My mind was clear enough, I put it in gear and she booked a hotel room. I parked crookedly on the side of the street, ran in, grabbed Sam, left a tip that wouldn’t even begin to cover our bartender’s hospitality, then drove us all back to where Savannah had parked. I tossed Sam the keys and told him not to wreck it. I’d text him the hotel room number when I was done.
Now it was just me and Savannah. She drove us down Cerrillos in her Suzuki, blasting music and running reds, acting like her night hadn’t even begun. It didn’t matter how she drove, every cop in town just passed us in the opposite lane, full lights and sirens.

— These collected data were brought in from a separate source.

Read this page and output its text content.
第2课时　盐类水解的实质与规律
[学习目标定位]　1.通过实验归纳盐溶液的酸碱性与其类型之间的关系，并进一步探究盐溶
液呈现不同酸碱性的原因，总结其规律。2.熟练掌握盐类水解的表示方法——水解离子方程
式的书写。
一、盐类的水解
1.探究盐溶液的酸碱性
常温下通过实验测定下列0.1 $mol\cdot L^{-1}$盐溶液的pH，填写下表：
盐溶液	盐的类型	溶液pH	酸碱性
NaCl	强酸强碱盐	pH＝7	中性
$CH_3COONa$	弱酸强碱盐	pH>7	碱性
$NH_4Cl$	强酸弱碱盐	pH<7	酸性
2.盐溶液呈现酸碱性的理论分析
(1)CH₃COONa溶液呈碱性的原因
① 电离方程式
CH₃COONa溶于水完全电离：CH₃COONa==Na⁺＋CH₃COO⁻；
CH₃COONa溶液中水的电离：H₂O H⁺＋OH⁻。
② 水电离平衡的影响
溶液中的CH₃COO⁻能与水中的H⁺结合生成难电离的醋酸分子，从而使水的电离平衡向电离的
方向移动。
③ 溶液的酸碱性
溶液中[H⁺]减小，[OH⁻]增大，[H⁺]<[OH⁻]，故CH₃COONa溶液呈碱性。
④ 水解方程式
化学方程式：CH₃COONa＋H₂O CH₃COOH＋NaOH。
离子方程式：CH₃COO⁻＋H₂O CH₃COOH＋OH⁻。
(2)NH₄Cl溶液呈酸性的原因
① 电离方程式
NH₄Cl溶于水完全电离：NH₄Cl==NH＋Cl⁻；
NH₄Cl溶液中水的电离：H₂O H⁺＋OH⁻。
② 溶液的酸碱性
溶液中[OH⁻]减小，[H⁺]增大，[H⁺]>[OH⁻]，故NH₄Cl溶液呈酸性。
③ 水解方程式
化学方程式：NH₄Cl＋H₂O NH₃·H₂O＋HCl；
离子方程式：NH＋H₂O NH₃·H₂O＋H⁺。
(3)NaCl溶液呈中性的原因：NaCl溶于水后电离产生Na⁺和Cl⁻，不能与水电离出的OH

After jumping the curb to avoid a construction zone, we were at the hotel. We knocked on the door, and the night manager explained that we had actually booked our room for the next day, and not tonight.
And there was no vacancy.
Oh, shit. We didn’t have a place to sleep. Sam got us Frank’s contact info, so I texted Frank to see if he knew where we could crash. He called me, promising me a place to sleep. He’d meet us here and lead us there. After all the beer and water, I had a more urgent need to handle, and no bathroom in New Mexico is open past ten p.m. After a fruitless drive around the block, I had to pee next to a dumpster, out in the open.
Frank rolled up with two big bottles of water, just what I needed, and led us to the “place” without revealing any hint as to what it was or where it was, aside from being a “safe spot” and a “cool” place. Savannah tailed his car down back streets into a neighborhood.

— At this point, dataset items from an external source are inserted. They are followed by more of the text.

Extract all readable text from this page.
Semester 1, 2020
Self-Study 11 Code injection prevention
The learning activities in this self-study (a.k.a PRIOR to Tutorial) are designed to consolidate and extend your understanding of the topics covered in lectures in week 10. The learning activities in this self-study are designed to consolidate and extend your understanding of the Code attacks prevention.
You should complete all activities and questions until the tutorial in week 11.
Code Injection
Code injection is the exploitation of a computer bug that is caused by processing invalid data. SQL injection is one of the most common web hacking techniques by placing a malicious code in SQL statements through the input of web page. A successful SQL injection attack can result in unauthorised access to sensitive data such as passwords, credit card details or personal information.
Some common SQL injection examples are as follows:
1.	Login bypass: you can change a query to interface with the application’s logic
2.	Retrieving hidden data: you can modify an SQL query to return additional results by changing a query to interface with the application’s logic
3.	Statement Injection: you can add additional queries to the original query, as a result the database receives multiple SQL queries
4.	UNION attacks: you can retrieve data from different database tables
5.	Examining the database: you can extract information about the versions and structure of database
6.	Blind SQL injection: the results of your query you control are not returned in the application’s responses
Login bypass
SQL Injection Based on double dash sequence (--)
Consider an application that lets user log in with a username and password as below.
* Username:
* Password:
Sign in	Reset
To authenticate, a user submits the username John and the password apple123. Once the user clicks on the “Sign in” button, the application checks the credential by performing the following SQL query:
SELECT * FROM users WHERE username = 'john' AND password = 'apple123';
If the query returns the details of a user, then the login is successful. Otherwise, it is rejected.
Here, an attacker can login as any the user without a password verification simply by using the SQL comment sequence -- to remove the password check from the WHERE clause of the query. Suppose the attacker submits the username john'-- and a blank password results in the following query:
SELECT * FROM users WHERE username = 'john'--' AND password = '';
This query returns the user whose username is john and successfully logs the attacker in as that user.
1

It had occurred to me midway through the drive that Frank could easily just lead us out into the desert, strip us at gunpoint, and bury our bodies before taking off with our wallets.

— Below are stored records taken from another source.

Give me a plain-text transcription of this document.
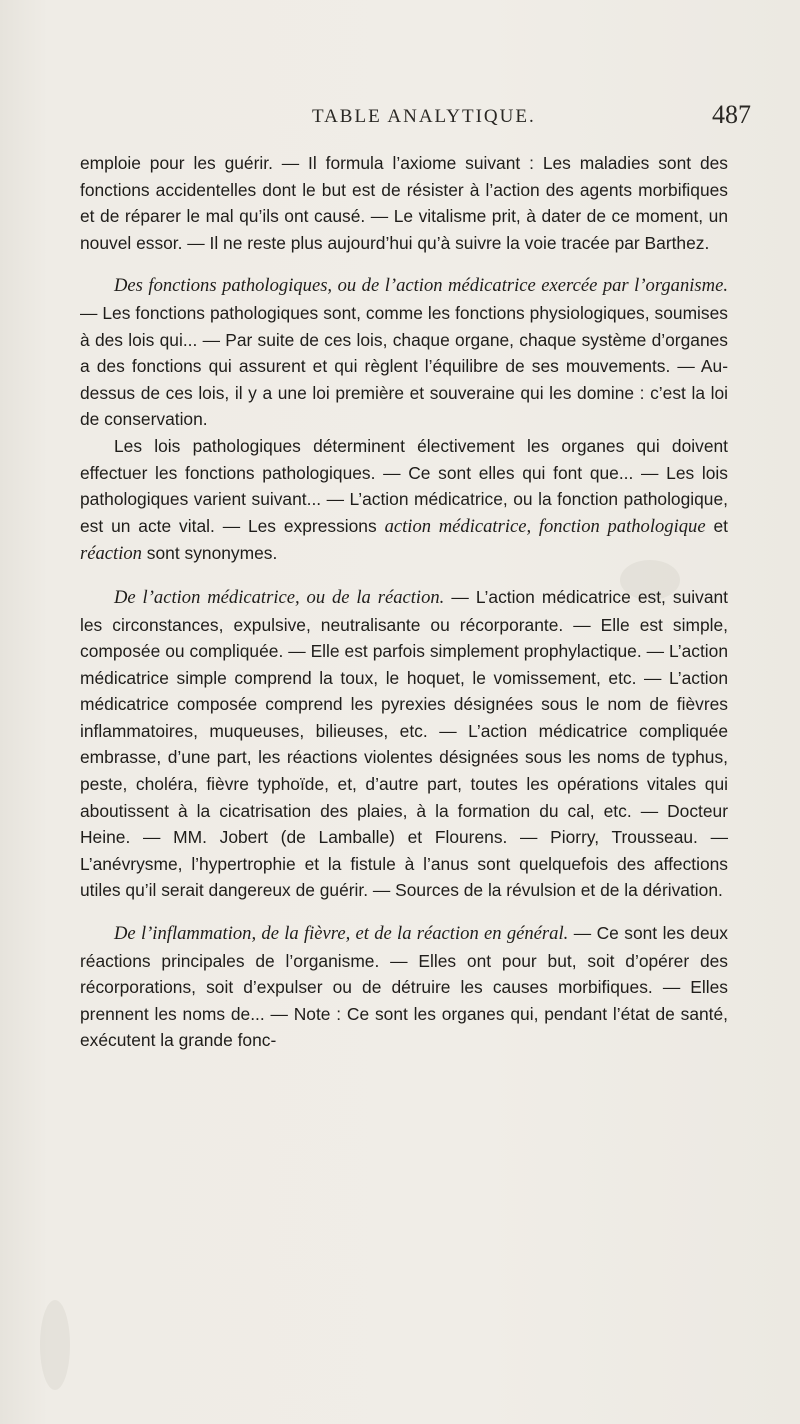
TABLE ANALYTIQUE.	487

emploie pour les guérir. — Il formula l’axiome suivant : Les maladies sont des fonctions accidentelles dont le but est de résister à l’action des agents morbifiques et de réparer le mal qu’ils ont causé. — Le vitalisme prit, à dater de ce moment, un nouvel essor. — Il ne reste plus aujourd’hui qu’à suivre la voie tracée par Barthez.

Des fonctions pathologiques, ou de l’action médicatrice exercée par l’organisme. — Les fonctions pathologiques sont, comme les fonctions physiologiques, soumises à des lois qui... — Par suite de ces lois, chaque organe, chaque système d’organes a des fonctions qui assurent et qui règlent l’équilibre de ses mouvements. — Au-dessus de ces lois, il y a une loi première et souveraine qui les domine : c’est la loi de conservation.

Les lois pathologiques déterminent électivement les organes qui doivent effectuer les fonctions pathologiques. — Ce sont elles qui font que... — Les lois pathologiques varient suivant... — L’action médicatrice, ou la fonction pathologique, est un acte vital. — Les expressions action médicatrice, fonction pathologique et réaction sont synonymes.

De l’action médicatrice, ou de la réaction. — L’action médicatrice est, suivant les circonstances, expulsive, neutralisante ou récorporante. — Elle est simple, composée ou compliquée. — Elle est parfois simplement prophylactique. — L’action médicatrice simple comprend la toux, le hoquet, le vomissement, etc. — L’action médicatrice composée comprend les pyrexies désignées sous le nom de fièvres inflammatoires, muqueuses, bilieuses, etc. — L’action médicatrice compliquée embrasse, d’une part, les réactions violentes désignées sous les noms de typhus, peste, choléra, fièvre typhoïde, et, d’autre part, toutes les opérations vitales qui aboutissent à la cicatrisation des plaies, à la formation du cal, etc. — Docteur Heine. — MM. Jobert (de Lamballe) et Flourens. — Piorry, Trousseau. — L’anévrysme, l’hypertrophie et la fistule à l’anus sont quelquefois des affections utiles qu’il serait dangereux de guérir. — Sources de la révulsion et de la dérivation.

De l’inflammation, de la fièvre, et de la réaction en général. — Ce sont les deux réactions principales de l’organisme. — Elles ont pour but, soit d’opérer des récorporations, soit d’expulser ou de détruire les causes morbifiques. — Elles prennent les noms de... — Note : Ce sont les organes qui, pendant l’état de santé, exécutent la grande fonc-
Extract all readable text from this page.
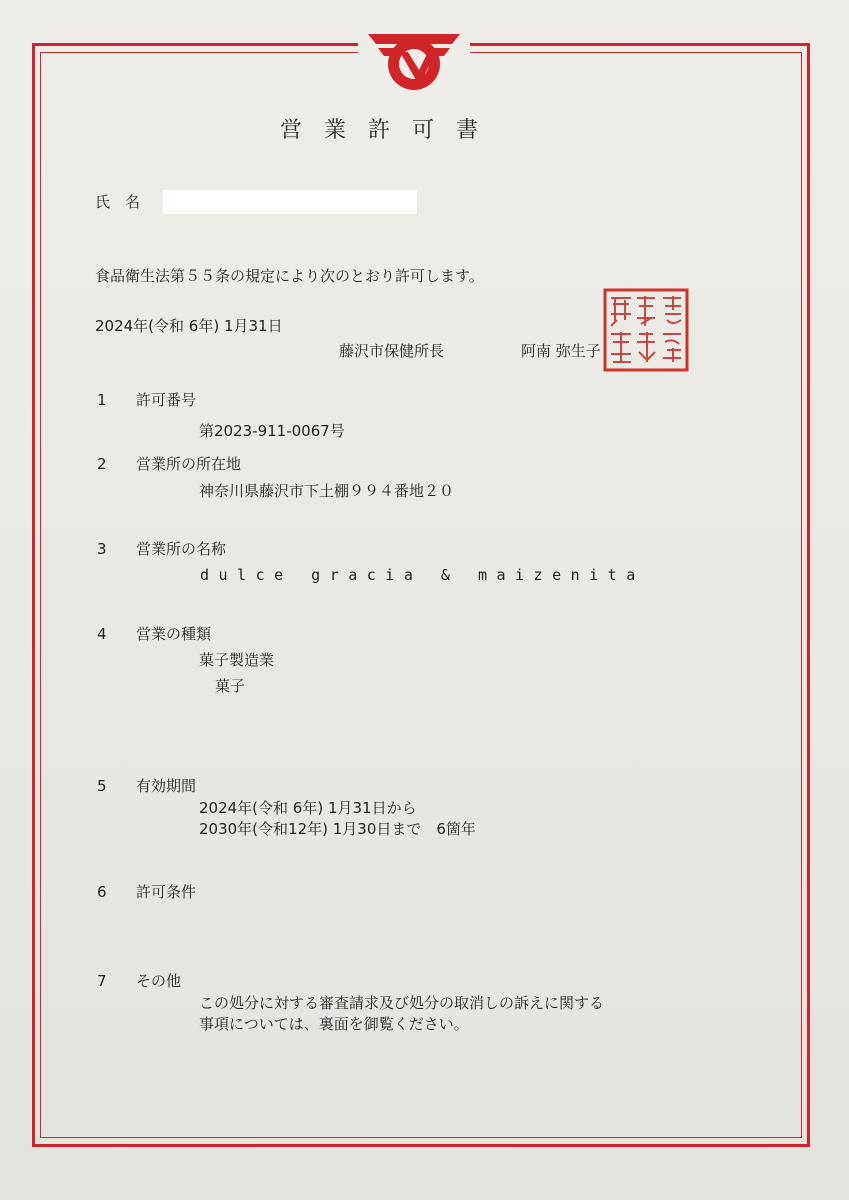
営業許可書
氏　名
食品衛生法第５５条の規定により次のとおり許可します。
2024年(令和 6年) 1月31日
藤沢市保健所長	阿南 弥生子
1 許可番号
第2023-911-0067号
2 営業所の所在地
神奈川県藤沢市下土棚９９４番地２０
3 営業所の名称
dulce gracia & maizenita
4 営業の種類
菓子製造業
菓子
5 有効期間
2024年(令和 6年) 1月31日から
2030年(令和12年) 1月30日まで　6箇年
6 許可条件
7 その他
この処分に対する審査請求及び処分の取消しの訴えに関する
事項については、裏面を御覧ください。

But it was unlikely. Frank seemed like a genuinely good guy, and he would go as far as needed to take care of his own. And I’m proud to know someone in another state hates Texas just as much as I do, so Frank was solid.
Savannah was starting to drag. I could see it in her face. This was getting ridiculous and downright desperate. Frank led us into a big dog park. I relentlessly thanked him and assured him that I would call him if things started to look hinky. He left and it seemed like Savannah was ready to leave too. I tried to bring up what was said earlier, but she insisted she was too tired to talk. I desperately wanted to know what we were and what was going on, but I was tired too.
We met Sam in a parking lot on Cerrillos, and I hugged her and made her promise to text me when she got back to Cimmarron. I drove to the Albuquerque “Kampgrounds of America” as Sam caught me up on the rest of his night. He said that he heard gunshots from where he was at before the cops started a manhunt for the shooter. Funny how we witnessed two different sides of the same event.
I was too tired to drive, but I pressed on anyway, hoping Albuquerque wasn’t much farther. My sleepy eyes crossed and the road smeared by going into town. We pulled up to the KOA and the gate was closed. I was too tired and hungry to do any more driving, so I backed in behind a semi truck and slept in the front seat. Even at two A.M., it’s fucking hot in Albuquerque.
I slept for an hour. Behind closed eyes trying desperately to sleep, I stressed out about Savannah. She was just as tired as I was and had three times the distance to go. She’d fall asleep and drive off the road. So many mountain passes and switchbacks from Santa Fe to Cimarron. This was my fault. I had kept her out so late. How would I explain this to her parents? Would I ever-
Get a grip! She’ll get home fine. I had other things to worry about: like our relationship status. What were we? Are we open? Closed? Confused? It wouldn’t matter if I never got that text. I expected to hear from her around five, and it wasn’t even four. All I wanted to do was call her and apologize. I just wanted to hear her voice and know that she was okay. But I resisted and settled into a silent panic in the front seat. I could think of nothing other than how awful I felt.
This was the bottom: the curb outside the Albuquerque KOA.